IL SENSO DEGLI INGLESI PER IL PROSECCO – Le vendite di Prosecco nel Regno Unito hanno superato i 77,5 milioni di euro. La svolta è arrivata con l’allargamento della base demografica dei clienti, in particolare ai più giovani. Rispetto al 2012 le famiglie che hanno acquistato Prosecco sono aumentate di 5 milioni e mezzo, con un incremento del 26,2%.

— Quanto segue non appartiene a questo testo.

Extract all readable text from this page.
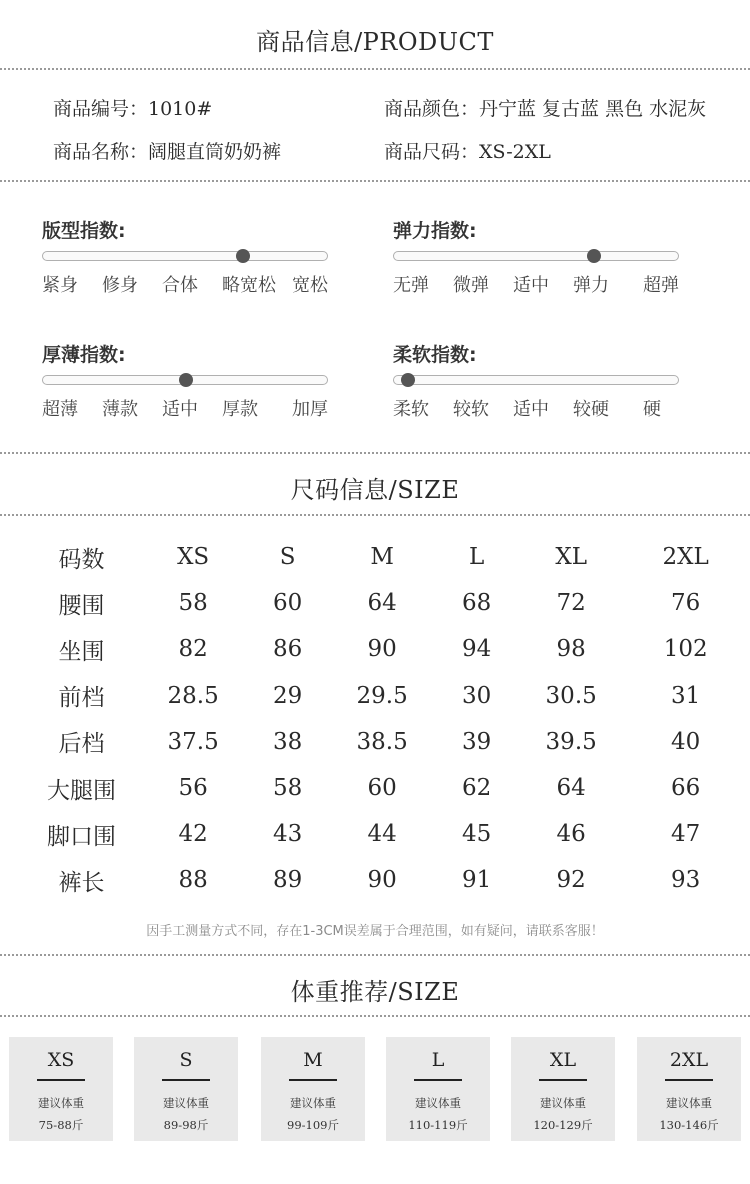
商品信息/PRODUCT
商品编号：1010#	商品颜色：丹宁蓝 复古蓝 黑色 水泥灰
商品名称：阔腿直筒奶奶裤	商品尺码：XS-2XL
版型指数:
紧身 修身 合体 略宽松 宽松
弹力指数:
无弹 微弹 适中 弹力 超弹
厚薄指数:
超薄 薄款 适中 厚款 加厚
柔软指数:
柔软 较软 适中 较硬 硬
尺码信息/SIZE
码数	XS	S	M	L	XL	2XL
腰围	58	60	64	68	72	76
坐围	82	86	90	94	98	102
前档	28.5	29	29.5	30	30.5	31
后档	37.5	38	38.5	39	39.5	40
大腿围	56	58	60	62	64	66
脚口围	42	43	44	45	46	47
裤长	88	89	90	91	92	93
因手工测量方式不同，存在1-3CM误差属于合理范围，如有疑问，请联系客服！
体重推荐/SIZE
XS
建议体重
75-88斤
S
建议体重
89-98斤
M
建议体重
99-109斤
L
建议体重
110-119斤
XL
建议体重
120-129斤
2XL
建议体重
130-146斤
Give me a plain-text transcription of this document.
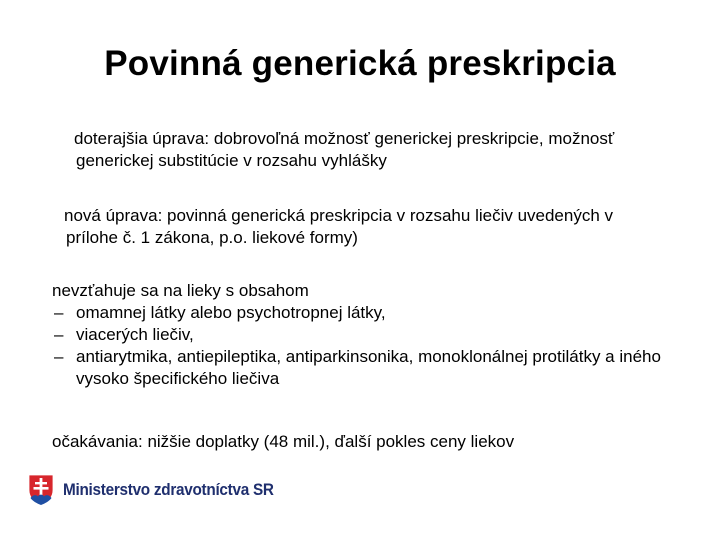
Povinná generická preskripcia

doterajšia úprava: dobrovoľná možnosť generickej preskripcie, možnosť
generickej substitúcie v rozsahu vyhlášky

nová úprava: povinná generická preskripcia v rozsahu liečiv uvedených v
prílohe č. 1 zákona, p.o. liekové formy)

nevzťahuje sa na lieky s obsahom
– omamnej látky alebo psychotropnej látky,
– viacerých liečiv,
– antiarytmika, antiepileptika, antiparkinsonika, monoklonálnej protilátky a iného vysoko špecifického liečiva

očakávania: nižšie doplatky (48 mil.), ďalší pokles ceny liekov

Ministerstvo zdravotníctva SR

DA DOVE VIENE IL VINO BRITANNICO? – La Francia è ancora ritenuta al vertice nella produzione del vino della migliore qualità, ma è ormai evidente che gli acquirenti inglesi stanno man mano abbandonando l’Europa. I dati disponibili indicano che nessuno dei vini prodotti nel continente è in crescita. E questo nonostante la peggiore performance del 2015 spetti agli Stati Uniti, con un crollo di più di 50 milioni di euro. Al contrario, le cose vanno molto meglio in Cile e Argentina che hanno guadagnato rispettivamente 14 e 25 milioni di euro. Strabiliante la crescita collettiva di Australia e Nuova Zelanda: 67 milioni di euro nell’ultimo anno. Dev’esserci qualcosa nell’acqua (o nel vino?) degli antipodi.